Ryan made the banana fritters and they were awesome! They are made by mashing together bananas, onion, tomato and chilies. Add ginger, salt, flour and water to the mixture; be careful not to overwork the mixture. Deep fry the fritters (shapped into balls) and drain on paper towels. You can serve them hot, cold, as a snack or with a meal. We served the fritters with the African hot sauce. To make the hot sauce you combine chili peppers (with seeds and stems removed), green bell pepper, garlic cloves, onion, tomato paste, water, granulated sugar, and salt in a food processor. After you make the paste heat it over medium heat; simmer for about an hour, cool and serve. The sweet fritters were great with a little heat from the African hot sauce.
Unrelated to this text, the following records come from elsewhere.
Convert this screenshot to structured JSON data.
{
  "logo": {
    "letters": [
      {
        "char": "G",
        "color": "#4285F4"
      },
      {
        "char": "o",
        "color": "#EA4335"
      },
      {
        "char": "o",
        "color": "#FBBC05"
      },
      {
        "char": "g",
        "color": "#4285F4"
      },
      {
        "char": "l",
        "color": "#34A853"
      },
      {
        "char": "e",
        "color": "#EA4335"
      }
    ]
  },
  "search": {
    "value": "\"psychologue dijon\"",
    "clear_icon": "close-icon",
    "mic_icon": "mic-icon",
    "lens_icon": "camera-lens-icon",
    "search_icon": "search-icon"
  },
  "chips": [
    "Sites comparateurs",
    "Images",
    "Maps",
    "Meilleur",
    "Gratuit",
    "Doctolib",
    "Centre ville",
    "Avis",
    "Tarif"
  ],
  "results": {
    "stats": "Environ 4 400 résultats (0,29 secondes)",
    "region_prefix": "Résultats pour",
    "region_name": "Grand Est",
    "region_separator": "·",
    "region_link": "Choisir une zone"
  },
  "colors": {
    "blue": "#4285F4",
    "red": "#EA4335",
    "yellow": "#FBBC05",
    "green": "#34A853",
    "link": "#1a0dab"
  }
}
The Congo chicken soup is a peanut butter and chicken soup. You start by simmering the chicken in chicken stock and then shredding the meat. Saute garlic and onion in olive oil until translucent; add red pepper flakes, diced tomatoes and bring to a simmer. Combine the chicken broth used to simmer the chicken with tomato paste, peanut butter and stir till smooth. Finally combine all the ingredients and simmer until soup is thickened. We served it hot with slices of jalapenos and chopped peanuts over the top of the soup.

I made the kebabs; which featured lamb and pork along with dried apricots which were cooked in sherry. The meat was marinated in tamarind paste, garlic cloves, diced onion, white vinegar, apricot jam, granulated sugar, olive oil, garam masala, and a slurry made with red wine/ cornstarch. Make sure you soak the wood or bamboo skewers so they don't burn on the can also cover the tips with tin foil. Drain the meat from the marinade and reserve the rest...thread the lamb, apricots and pork onto the skewers grill till nice char is formed and place in the oven if possible (if no oven slow cook them on the grill to make sure the pork is not pink).
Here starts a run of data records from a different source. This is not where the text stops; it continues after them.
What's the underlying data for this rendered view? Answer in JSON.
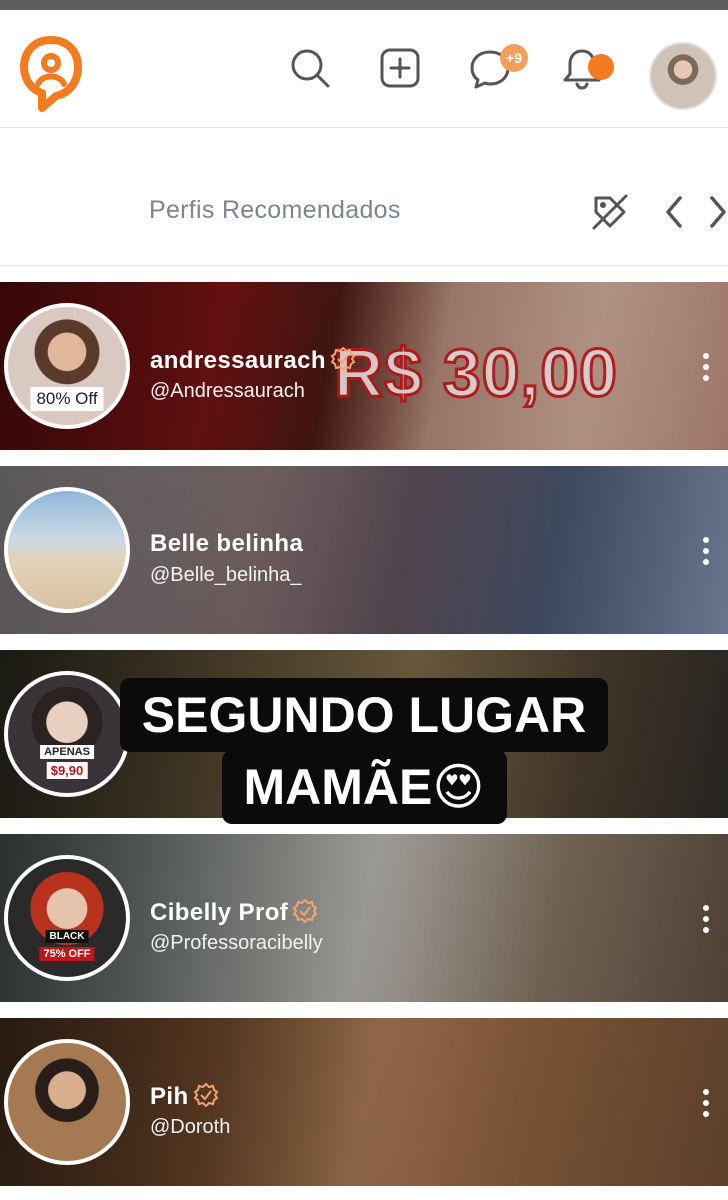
{
  "header": {
    "message_badge": "+9",
    "icons": [
      "logo-icon",
      "search-icon",
      "add-post-icon",
      "chat-icon",
      "bell-icon",
      "user-avatar"
    ]
  },
  "recommended": {
    "title": "Perfis Recomendados"
  },
  "profiles": [
    {
      "name": "andressaurach",
      "handle": "@Andressaurach",
      "verified": true,
      "avatar_badge": "80% Off",
      "banner_text": "R$ 30,00"
    },
    {
      "name": "Belle belinha",
      "handle": "@Belle_belinha_",
      "verified": false
    },
    {
      "name": "",
      "handle": "",
      "verified": false,
      "avatar_badge_top": "APENAS",
      "avatar_badge_bottom": "$9,90"
    },
    {
      "name": "Cibelly Prof",
      "handle": "@Professoracibelly",
      "verified": true,
      "avatar_badge_top": "BLACK",
      "avatar_badge_bottom": "75% OFF"
    },
    {
      "name": "Pih",
      "handle": "@Doroth",
      "verified": true
    }
  ],
  "overlay_caption": {
    "line1": "SEGUNDO LUGAR",
    "line2": "MAMÃE😍"
  },
  "colors": {
    "accent": "#f47c20",
    "verified": "#f3a36b",
    "text_muted": "#7c8591"
  }
}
Natalia made the yellow rice with raisins and grilled hog fish. The rice is made by coiling water and dissolving the dry ingredients...turmeric, sugar, salt, butter, cinnamon stick, raisins, and lemon zest. Add the rice after the dry ingredients dissolve and reduce to a simmer; cover and simmer for about 20 minutes. Remove the cover and cook for about another 5 minutes; then fluff with a fork and remove the cinnamon stick when serving. As for the hog fish, Natalia marinated the fish in a mix of vegetable oil, onion (diced), green bell pepper (diced), fresh lemon juice, vinegar, cayenne and salt. After marinating for about an hour remove the fish from the marinade, grill, broil or saute...and serve with the African Hot Sauce. We served the fish sauteed on top of a bed of the yellow rice and a swatch of African hot sauce.

The final dish was a side dish for the kebabs and it was made by simmering diced raw (skinned) potatoes, fresh spinach, sweet peas and corn. After simmering and the potatoes are tender, drain the liquid and mash the combination. It looks like baby food and it's really good! Overall the menu had a lot of heat in it and we executed it on to India.


  1. Hi. My name is Anthony. I am also in the CM degree at the Art Institute of Washington. I just wanted to thank you for posting the pictures up of all your school work.

  2. No problem! I hope it helps out with your degree...I love to share my work with everyone...I hope my work and my team's work helped with your plating, etc.